Cretaceous exmples of slab failure magmatism include the La Posta and Sierran Crest magmatic suites of the Peninsular Ranges and Sierran batholiths, which formed due to closure of the Bisbee-Arperos seaway, a marginal basin that opened along the western margin of the Cordilleran Ribbon Continent at about 135 Ma and closed at ~100 Ma. This seaway likely extended from southern Mexico to the Arctic ocean.
Slab failure rocks of the 125-105 Ma Sevier event, which occurred in the Great Basin sector of the US, outcrop in the Omineca belt and Selwyn basin of Canada where they were transported after 70 Ma during the 82-58 Ma Laramide event. The Laramide event also had a period of slab failure magmatism that extended from southern Mexico to Alaska. Slab failure magmas were emplaced into a zone of uplift and exhumation in the Sonoran batholith of Mexico and Arizona, the Transverse Ranges of southern California, the Idaho and Boulder batholiths, and the Coast Range batholith of British Columbia.
Most of the Cretaceous plutons in the North American Cordillera appear to be slab failure bodies, not arc plutons.

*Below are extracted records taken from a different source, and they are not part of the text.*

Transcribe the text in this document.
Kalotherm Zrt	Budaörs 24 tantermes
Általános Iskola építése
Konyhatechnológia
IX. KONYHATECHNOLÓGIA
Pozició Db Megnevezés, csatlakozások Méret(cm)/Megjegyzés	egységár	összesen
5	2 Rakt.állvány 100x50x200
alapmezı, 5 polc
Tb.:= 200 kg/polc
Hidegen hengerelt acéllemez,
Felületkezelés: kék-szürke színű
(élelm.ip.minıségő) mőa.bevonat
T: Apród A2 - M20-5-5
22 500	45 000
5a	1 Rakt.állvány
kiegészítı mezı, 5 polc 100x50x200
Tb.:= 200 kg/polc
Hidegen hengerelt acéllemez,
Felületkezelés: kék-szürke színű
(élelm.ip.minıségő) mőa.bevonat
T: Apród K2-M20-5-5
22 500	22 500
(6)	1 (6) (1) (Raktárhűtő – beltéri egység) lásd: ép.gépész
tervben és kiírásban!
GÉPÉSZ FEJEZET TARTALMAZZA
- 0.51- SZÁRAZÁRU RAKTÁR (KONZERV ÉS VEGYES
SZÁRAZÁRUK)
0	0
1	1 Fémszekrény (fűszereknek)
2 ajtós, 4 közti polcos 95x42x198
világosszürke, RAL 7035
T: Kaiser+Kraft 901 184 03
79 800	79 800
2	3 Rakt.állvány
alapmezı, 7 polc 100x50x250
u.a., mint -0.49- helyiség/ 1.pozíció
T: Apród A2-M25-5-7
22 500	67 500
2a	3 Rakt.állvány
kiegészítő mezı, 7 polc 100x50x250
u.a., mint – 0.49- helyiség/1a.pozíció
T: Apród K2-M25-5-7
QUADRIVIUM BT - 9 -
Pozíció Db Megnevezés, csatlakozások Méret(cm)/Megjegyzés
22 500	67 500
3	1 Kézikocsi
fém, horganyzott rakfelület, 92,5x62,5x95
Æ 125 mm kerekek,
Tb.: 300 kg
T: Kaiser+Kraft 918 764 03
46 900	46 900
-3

Commonly associated with slab failure magmatism are porphyry Cu±Au deposits and Li-Cs-Ta pegmatites. Lastly, most of the world's diamonds may owe their origin to subduction and foundering of carbonate on subducted continental margins.
Bio: Robert Hildebrand is a field geologist who grew up in Marblehead, Massachusetts, and spent his first complete summer working in the high Sierra in 1971. He received a B.A. in geology at UC Santa Barbara and a PhD from Memorial University of Newfoundland. He spent 20 years mapping in the Northwest Territories of Canada for the Territorial Government and the Geological Survey of Canada where he was a research scientist.
Subsequently, he managed gold exploration projects in Venezuela, Mexico, and the Dominican Republic.
About 10 years ago he turned his attention to the North American Cordillera and has published his research in several journal articles and two stand-alone GSA special papers on the Cordillera.
Hildebrand is a Fellow of the Geological Society of America, was a Visiting Scholar at the University of Arizona and is currently a Research Associate at the University of California, Davis.